Things have been quiet in North Korea since Secretary of State Mike Pompeo enjoyed a harmonious surprise lunch with Kim Jong Un during a visit to Pyongyang last month, where Pompeo and the Hermit Kingdom's 'Dear Leader' tentatively agreed to a second summit between President Trump and Kim to be held "as early as possible." That lunch effectively signaled that denuclearization talks between the two sides had begun again in earnest after North Korea announced that it would dismantle its main nuclear facility and several missile testing sites under international scrutiny - something that Kim tried to spin as a "gesture of good will."
However, talks during the intervening weeks has apparently been less than productive, as the North is once again growing tired of the US's continued insistence that a complete denuclearization will need to take place before the painful economic sanctions facing the North can be lifted.
According to NBC News, North Korea threatened to restart its nuclear program on Tuesday if the US doesn't lift economic sanctions.

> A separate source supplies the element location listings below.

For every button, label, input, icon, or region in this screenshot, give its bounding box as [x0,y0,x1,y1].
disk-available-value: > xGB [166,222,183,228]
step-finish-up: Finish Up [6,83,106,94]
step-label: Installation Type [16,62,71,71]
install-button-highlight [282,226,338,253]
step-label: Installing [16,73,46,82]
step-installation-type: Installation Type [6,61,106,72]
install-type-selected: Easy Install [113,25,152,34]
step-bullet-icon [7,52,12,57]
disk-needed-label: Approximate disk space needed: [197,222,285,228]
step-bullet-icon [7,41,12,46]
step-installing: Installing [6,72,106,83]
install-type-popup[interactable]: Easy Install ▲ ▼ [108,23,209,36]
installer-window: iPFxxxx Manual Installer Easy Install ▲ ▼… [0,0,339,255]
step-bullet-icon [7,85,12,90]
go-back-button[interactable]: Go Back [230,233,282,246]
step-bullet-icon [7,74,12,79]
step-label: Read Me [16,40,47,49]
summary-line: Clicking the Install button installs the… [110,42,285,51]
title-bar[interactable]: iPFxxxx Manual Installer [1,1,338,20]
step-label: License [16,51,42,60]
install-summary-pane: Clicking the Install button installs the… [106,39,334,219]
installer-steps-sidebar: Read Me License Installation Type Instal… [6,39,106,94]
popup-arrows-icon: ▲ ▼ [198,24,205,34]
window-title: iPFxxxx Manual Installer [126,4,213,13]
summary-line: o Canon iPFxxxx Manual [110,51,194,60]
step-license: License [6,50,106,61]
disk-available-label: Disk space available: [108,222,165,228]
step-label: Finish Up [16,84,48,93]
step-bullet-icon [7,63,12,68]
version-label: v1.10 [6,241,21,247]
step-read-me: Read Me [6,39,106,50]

While the North has relapsed into similar bellicose rhetoric since the US-NK detente began early this year, this is perhaps the most aggressive threat in that time.
The reason talks denuclearization talks have effectively stalled, according to the Washington Post, is that the Trump administration has repeatedly insisted that sanctions remain in place until the North completely dismantles its nuclear program...

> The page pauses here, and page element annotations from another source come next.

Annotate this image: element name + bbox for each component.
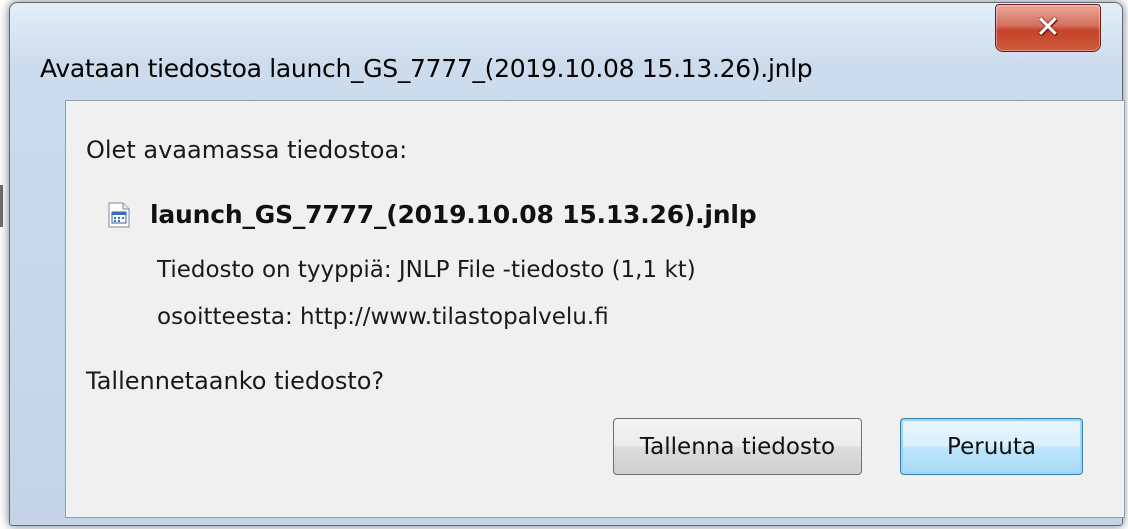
file-info-row: launch_GS_7777_(2019.10.08 15.13.26).jnl… [108,200,757,229]
file-download-dialog: Avataan tiedostoa launch_GS_7777_(2019.1… [9,2,1125,526]
cancel-button[interactable]: Peruuta [900,418,1083,475]
jnlp-file-icon [108,202,130,228]
file-name: launch_GS_7777_(2019.10.08 15.13.26).jnl… [150,200,757,229]
dialog-content: Olet avaamassa tiedostoa: launch_GS_7777… [65,100,1125,518]
save-question: Tallennetaanko tiedosto? [86,367,385,395]
file-type-line: Tiedosto on tyyppiä: JNLP File -tiedosto… [157,257,696,283]
open-file-prompt: Olet avaamassa tiedostoa: [86,136,408,164]
dialog-title: Avataan tiedostoa launch_GS_7777_(2019.1… [40,54,813,83]
background-window-edge [0,185,3,227]
close-x-icon: ✕ [1035,10,1061,45]
file-source-line: osoitteesta: http://www.tilastopalvelu.f… [157,304,609,330]
save-file-button[interactable]: Tallenna tiedosto [613,418,862,475]
close-button[interactable]: ✕ [995,4,1101,52]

"A lot of work remains, but I'm confident that we will keep the economic pressure in place until such time as Chairman Kim fulfills the commitment he made to President Trump back in June in Singapore," Pompeo said.

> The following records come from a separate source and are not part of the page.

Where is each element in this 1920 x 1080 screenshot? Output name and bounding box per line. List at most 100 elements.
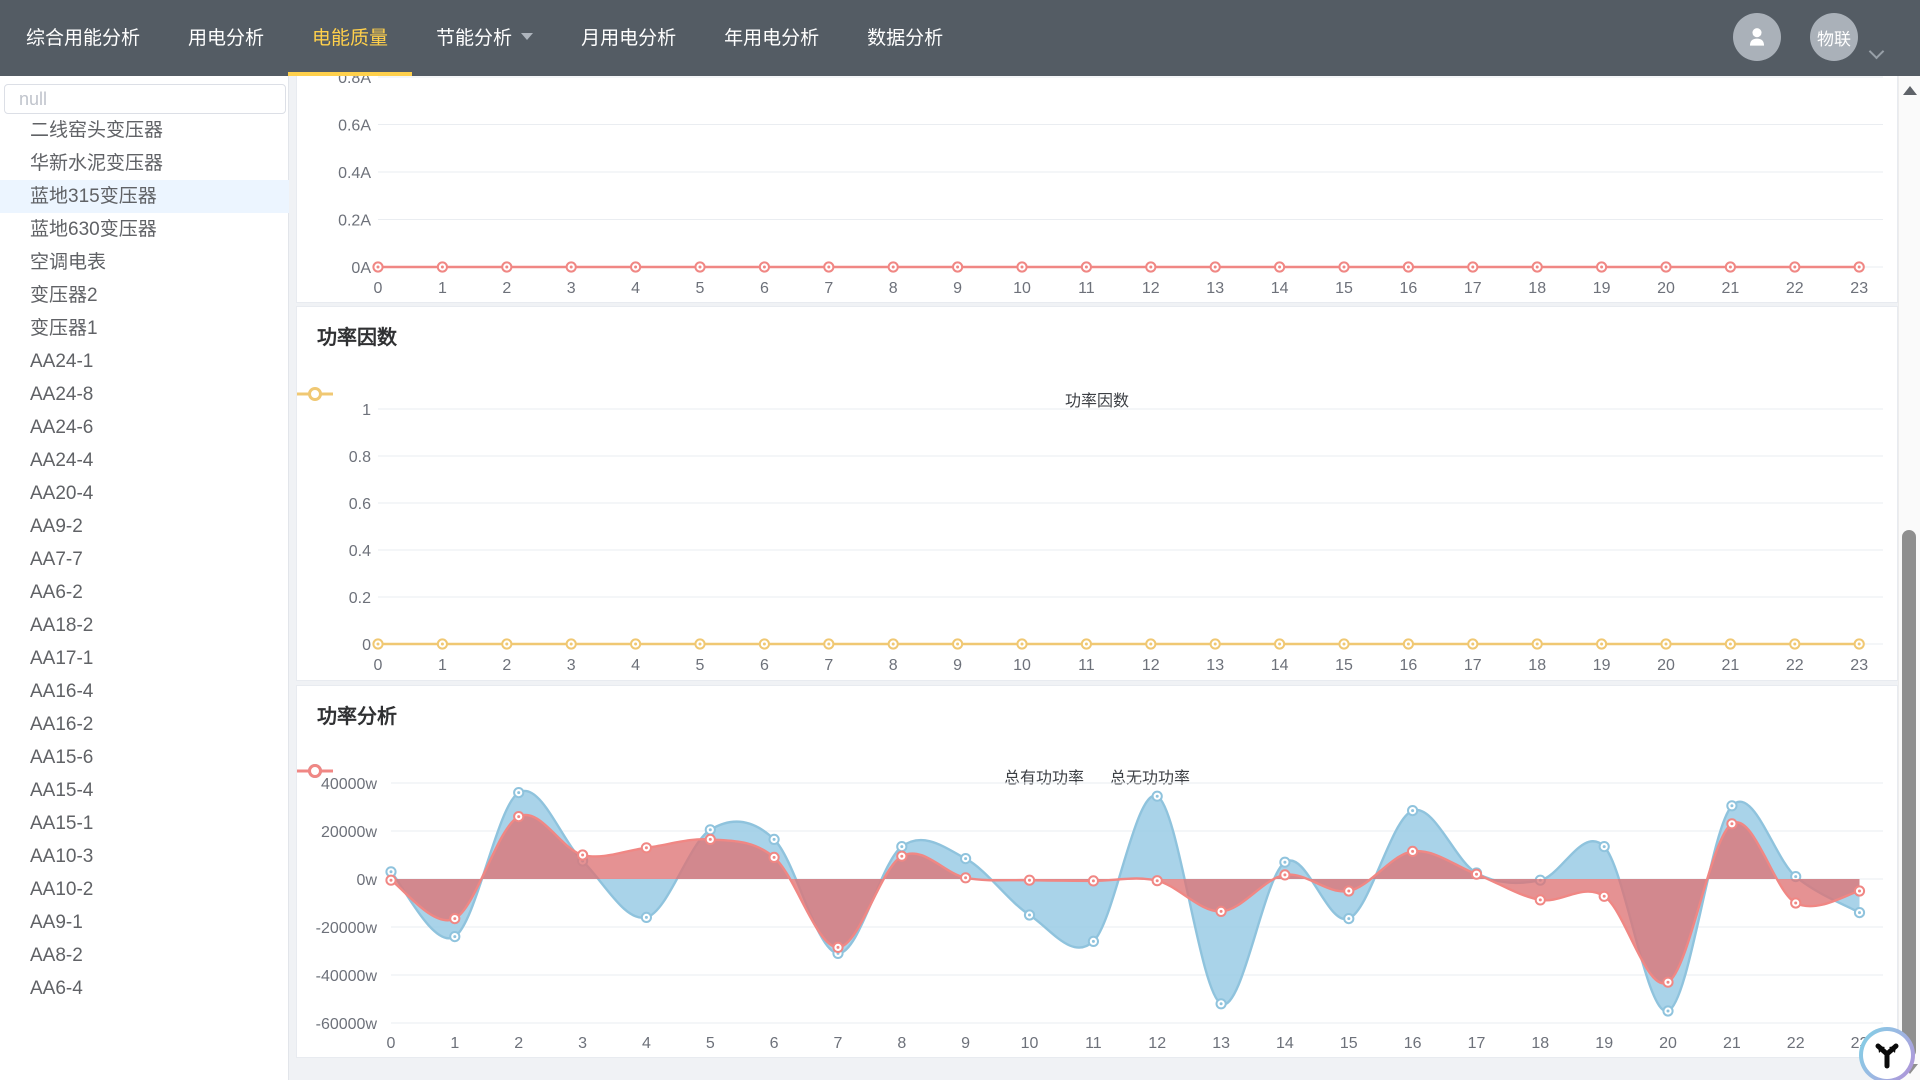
- svg-text:19: 19: [1595, 1035, 1613, 1052]
- svg-text:20: 20: [1659, 1035, 1677, 1052]
- device-list-item[interactable]: 二线窑头变压器: [0, 114, 289, 147]
- svg-text:20: 20: [1657, 280, 1675, 297]
- nav-tab-label: 电能质量: [312, 23, 388, 50]
- device-list-item[interactable]: AA20-4: [0, 477, 289, 510]
- svg-text:19: 19: [1593, 657, 1611, 674]
- vertical-scrollbar[interactable]: [1898, 76, 1920, 1080]
- svg-text:5: 5: [696, 280, 705, 297]
- svg-text:10: 10: [1013, 657, 1031, 674]
- device-list-item[interactable]: AA8-2: [0, 939, 289, 972]
- nav-tab[interactable]: 综合用能分析: [2, 0, 164, 76]
- svg-text:3: 3: [578, 1035, 587, 1052]
- nav-tab-label: 月用电分析: [581, 23, 676, 50]
- svg-text:20: 20: [1657, 657, 1675, 674]
- svg-text:7: 7: [824, 657, 833, 674]
- device-search-input[interactable]: [4, 84, 286, 114]
- svg-text:0.6A: 0.6A: [338, 118, 371, 135]
- nav-menu: 综合用能分析用电分析电能质量 节能分析 月用电分析年用电分析数据分析: [2, 0, 967, 76]
- scroll-up-arrow-icon[interactable]: [1903, 86, 1917, 95]
- svg-text:0.4: 0.4: [349, 543, 371, 560]
- device-list-item[interactable]: AA16-4: [0, 675, 289, 708]
- device-list-item[interactable]: 变压器2: [0, 279, 289, 312]
- svg-text:6: 6: [760, 280, 769, 297]
- chevron-down-icon[interactable]: [1869, 44, 1885, 60]
- device-list-item[interactable]: 蓝地630变压器: [0, 213, 289, 246]
- svg-text:6: 6: [770, 1035, 779, 1052]
- device-list-item[interactable]: AA24-4: [0, 444, 289, 477]
- svg-text:9: 9: [961, 1035, 970, 1052]
- device-sidebar: 二线窑头变压器华新水泥变压器蓝地315变压器蓝地630变压器空调电表变压器2变压…: [0, 76, 289, 1080]
- svg-text:13: 13: [1212, 1035, 1230, 1052]
- device-list-item[interactable]: AA6-4: [0, 972, 289, 1005]
- svg-text:4: 4: [631, 657, 640, 674]
- nav-tab[interactable]: 用电分析: [164, 0, 288, 76]
- device-list-item[interactable]: 华新水泥变压器: [0, 147, 289, 180]
- power-factor-panel: 功率因数 功率因数 10.80.60.40.200123456789101112…: [296, 306, 1898, 681]
- tenant-badge-label: 物联: [1817, 25, 1851, 50]
- device-list-item[interactable]: AA15-1: [0, 807, 289, 840]
- svg-text:0A: 0A: [351, 260, 371, 277]
- chevron-down-icon: [521, 33, 533, 40]
- svg-text:-40000w: -40000w: [316, 968, 378, 985]
- device-list-item[interactable]: AA10-3: [0, 840, 289, 873]
- svg-text:11: 11: [1078, 280, 1095, 297]
- nav-tab[interactable]: 年用电分析: [700, 0, 843, 76]
- device-list-item[interactable]: AA9-1: [0, 906, 289, 939]
- device-list-item[interactable]: 变压器1: [0, 312, 289, 345]
- navbar-right: 物联: [1680, 0, 1920, 76]
- nav-tab-label: 数据分析: [867, 23, 943, 50]
- svg-text:8: 8: [889, 657, 898, 674]
- device-list-item[interactable]: AA7-7: [0, 543, 289, 576]
- svg-text:19: 19: [1593, 280, 1611, 297]
- nav-tab[interactable]: 节能分析: [412, 0, 557, 76]
- svg-text:2: 2: [502, 280, 511, 297]
- device-list-item[interactable]: AA15-6: [0, 741, 289, 774]
- device-list-item[interactable]: AA9-2: [0, 510, 289, 543]
- top-navbar: 综合用能分析用电分析电能质量 节能分析 月用电分析年用电分析数据分析 物联: [0, 0, 1920, 76]
- svg-text:13: 13: [1206, 657, 1224, 674]
- svg-text:16: 16: [1404, 1035, 1422, 1052]
- svg-text:10: 10: [1013, 280, 1031, 297]
- device-list-item[interactable]: AA24-1: [0, 345, 289, 378]
- device-list-item[interactable]: AA24-6: [0, 411, 289, 444]
- nav-tab[interactable]: 月用电分析: [557, 0, 700, 76]
- svg-text:22: 22: [1787, 1035, 1805, 1052]
- svg-text:17: 17: [1468, 1035, 1486, 1052]
- device-list-item[interactable]: AA15-4: [0, 774, 289, 807]
- device-list-item[interactable]: AA6-2: [0, 576, 289, 609]
- scrollbar-thumb[interactable]: [1902, 530, 1916, 1058]
- nav-tab[interactable]: 数据分析: [843, 0, 967, 76]
- svg-text:11: 11: [1085, 1035, 1102, 1052]
- device-list-item[interactable]: 空调电表: [0, 246, 289, 279]
- svg-text:15: 15: [1335, 657, 1353, 674]
- floating-logo-widget[interactable]: [1859, 1027, 1915, 1080]
- user-icon: [1744, 24, 1770, 50]
- device-list-item[interactable]: AA10-2: [0, 873, 289, 906]
- svg-text:8: 8: [889, 280, 898, 297]
- user-avatar[interactable]: [1733, 13, 1781, 61]
- nav-tab-label: 节能分析: [436, 23, 512, 50]
- svg-text:1: 1: [450, 1035, 459, 1052]
- device-list-item[interactable]: 蓝地315变压器: [0, 180, 289, 213]
- power-analysis-panel: 功率分析 总有功功率 总无功功率 40000w20000w0w-20000w-4…: [296, 685, 1898, 1058]
- nav-tab[interactable]: 电能质量: [288, 0, 412, 76]
- device-list-item[interactable]: AA17-1: [0, 642, 289, 675]
- svg-text:21: 21: [1722, 657, 1740, 674]
- svg-text:0.2A: 0.2A: [338, 213, 371, 230]
- svg-text:-60000w: -60000w: [316, 1016, 378, 1033]
- svg-text:5: 5: [696, 657, 705, 674]
- svg-text:0.8A: 0.8A: [338, 76, 371, 87]
- svg-text:8: 8: [897, 1035, 906, 1052]
- device-list-item[interactable]: AA18-2: [0, 609, 289, 642]
- svg-text:18: 18: [1528, 280, 1546, 297]
- tenant-badge[interactable]: 物联: [1810, 13, 1858, 61]
- svg-text:17: 17: [1464, 280, 1482, 297]
- svg-text:3: 3: [567, 280, 576, 297]
- logo-circle: [1863, 1031, 1911, 1079]
- device-list-item[interactable]: AA16-2: [0, 708, 289, 741]
- svg-text:6: 6: [760, 657, 769, 674]
- device-list-item[interactable]: AA24-8: [0, 378, 289, 411]
- svg-text:1: 1: [438, 657, 447, 674]
- svg-text:21: 21: [1722, 280, 1740, 297]
- svg-text:18: 18: [1528, 657, 1546, 674]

...while Kim has insisted that sanctions be lifted gradually as the North slowly unravels its program.
In the statement, North Korea stopped just short of threatening to break off talks.
The statement released by the Foreign Ministry Friday evening came amid a sense of unease between Washington and Seoul over the use of sanctions and pressure to get the North to relinquish its nuclear program.
The ministry said North Korea could bring back its "pyongjin" policy of simultaneously advancing its nuclear force and economic development if the United States doesn't change its stance.
The North came short of threatening to abandon the ongoing nuclear negotiations with the United States.
But it accused Washington of derailing commitments made by North Korean leader Kim Jong Un and President Donald Trump at their June summit in Singapore to work toward a nuclear-free Korean Peninsula, without describing how and when it would occur.
What's worse, the threatening statement seemingly came out of nowhere. On Friday, Pompeo said in an interview with Fox News' Sean Hannity that he had planned to talk with his North Korean counterpart, senior North Korean official Kim Yong Chol, this week.
Though we can think of one reason why this development isn't all that surprising. Given the interminable back-and-forth between President Trump and President Xi Jinping over the framework for talks between the two leaders at the G-20, which have been confirmed many times only for senior administration officials to deny the reports, or at the very least hedge them, China may once again be growing impatient with the US, which is understandable, given its slowing economy, blossoming corporate debt defaults and the looming threat that the US could slap more tariffs on another $200 billion-plus of Chinese goods entering the US. And this wouldn't be the first time that China may have leaned on the North to up its bellicose rhetoric to try and distract the Trump Administration from the ongoing trade war.